NEW ORLEANS--Administering a six-month dose of dual-antiplatelet therapy (DAPT) showed similar outcomes as a 12-month dose after drug-eluting stent implantation and while the results were underpowered, in a few years, safely discontinuing DAPT could be feasible, according to the results of the EXCELLENT trial presented this morning at the annual American College of Cardiology scientific sessions.
While the current guideline recommends at least 12 months of DAPT after DES implantation, however, there is no prospective clinical trial to evaluate this recommendation.
Researchers from the Samsung Medical Center, Sungkyunkwan University School of Medicine in Seoul, South Korea, during the EXCELLENT trial tested the safety and efficacy of six-month dual-antiplatelet dose duration compared with a 12-month duration in 1,443 patients at 19 centers who had more than 50 percent stenosis, evidence of MI and who had target lesions located in their native coronary arteries.
When patients were randomized, 722 patients received DAPT for six months and 721 patients received DAPT for 12 months. The primary endpoint used was 12-month target vessel failure (TVF)—a composite of cardiac death, MI or target vessel revascularization (TVR).
The rates of target vessel failure were reported to be 4.7 percent in the six-month arm and 4.4 percent in the 12-month group, reported Hyeon-Cheol Gwon, MD, principal investigator of the study. Additionally, major adverse cerebrovascular cardiovascular events (MACCE) rates were 7.5 percent at six months and 8.4 percent at 12 months.
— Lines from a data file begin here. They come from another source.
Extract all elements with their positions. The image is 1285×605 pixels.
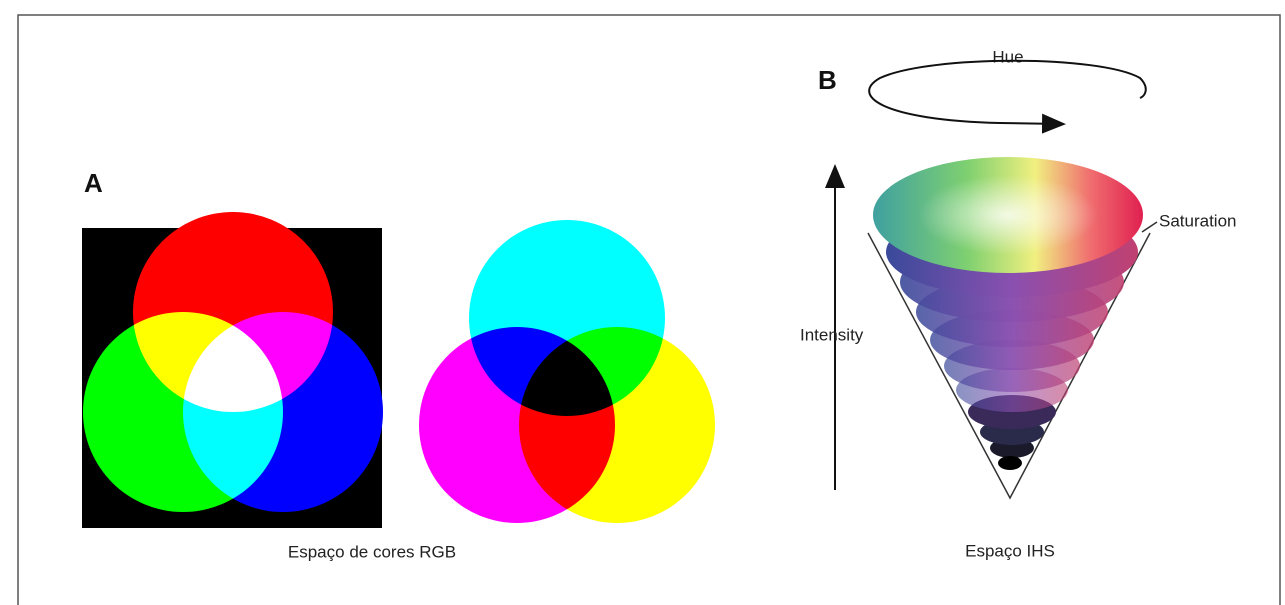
caption: Espaço IHS bbox=[965, 541, 1055, 560]
panel-label: B bbox=[818, 65, 837, 95]
hue-label: Hue bbox=[992, 47, 1023, 66]
figure: A Espaço de cores RGB B Hue Intensity Sa… bbox=[0, 0, 1285, 605]
rgb-additive bbox=[82, 212, 383, 528]
panel-label: A bbox=[84, 168, 103, 198]
intensity-label: Intensity bbox=[800, 325, 864, 344]
saturation-label: Saturation bbox=[1159, 211, 1237, 230]
cmy-subtractive bbox=[385, 220, 715, 528]
hue-arc bbox=[869, 61, 1146, 123]
saturation-leader bbox=[1142, 222, 1157, 232]
ihs-cone bbox=[868, 157, 1150, 498]
hue-arrow bbox=[1000, 123, 1062, 124]
caption: Espaço de cores RGB bbox=[288, 542, 456, 561]
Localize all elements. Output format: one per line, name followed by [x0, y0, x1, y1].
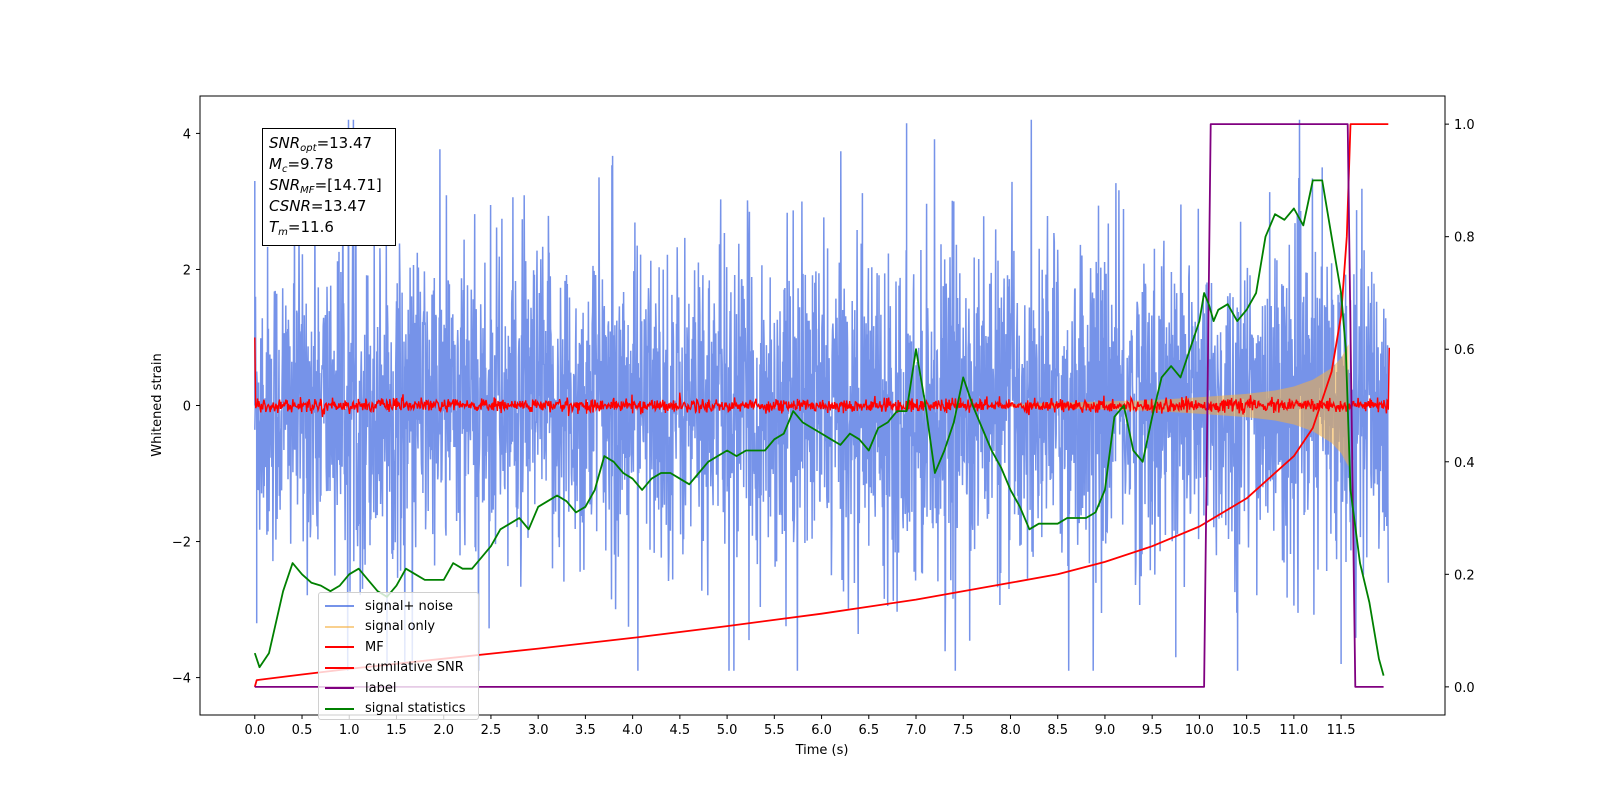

During a subgroup analysis, the researchers evaluated the primary endpoint in patients who received an everolimus-eluting stent (EES) or a sirolimus-eluting stent (SES). The rates of TVF were 2.9 percent vs. 2.1 percent for six-month DAPT and 12-month DAT in patients receiving EES, these same rates for those receiving a SES were 4.2 percent vs. 1.9 percent at six and 12 months.
Gwon, also reported that the rates of stent thrombosis and TIMI rates were similar between both groups.
He said that limitations of the study included the fact that the incidence of primary endpoint was lower than expected and the trial may be underpowered to test hard endpoints of death, MI or stent thrombosis.
When asked why target vessel revascularization was chosen as the primary endpoint, Gwon said, “Practically, we don’t have enough data to enroll with sufficient power to study hard endpoints, so we selected a softer endpoint to gain some ideas about the duration of clopidogrel.”
While the author noted that the discontinuation of clopidogrel could be attempted when risk profiles of patients are considered, he said this small, underpowered study provides only a hypothesis about clopidogrel therapy. “We have many more questions than answers for the issue of clopidogrel,” Gwon concluded.
Panelist Sanjay Kaul, MD, of Cedars-Sinai in Los Angeles said, “Dual-antiplatelet therapy's intended target is thrombotic endpoint and you used target vessel revascularization [as the primary endpoint] and that is not the intended target of dual-antiplatelet therapy.” Kaul asked Gwon why TVR was chosen as the primary composite endpoint.
“You are quite right that this study is underpowered to test hard endpoints that we are really interested in—MI, cardiac death, among others,” said Gwon. However, he noted the several different trials comparing the shorter and longer duration of DAPT. “We know we need a larger number of patients to test this … so we can label this as hypothesis generating rather than answering a question.”
"In a noninferior trial, the challenge is always how to define margins and we fix the margins to have an absolute risk margin or a relative risk margin,” said Kaul. He noted that there has been controversy as to whether you fix the margin as a relative or absolute risk because if you fixed the margin as a relative margin you may fail to meet the primary endpoint.
Because the EXCELLENT trial was fixed to an absolute risk margin, the primary endpoint was met, said Kaul. “Given these issues, I think it’s not possible to draw any definitive conclusions from this study.”
Gwon concluded that the take home message of the study is at least in low-risk patients, maybe in a few years, "clopidogrel can be safely discontinued at about six months, especially for patients at a high risk of bleeding.”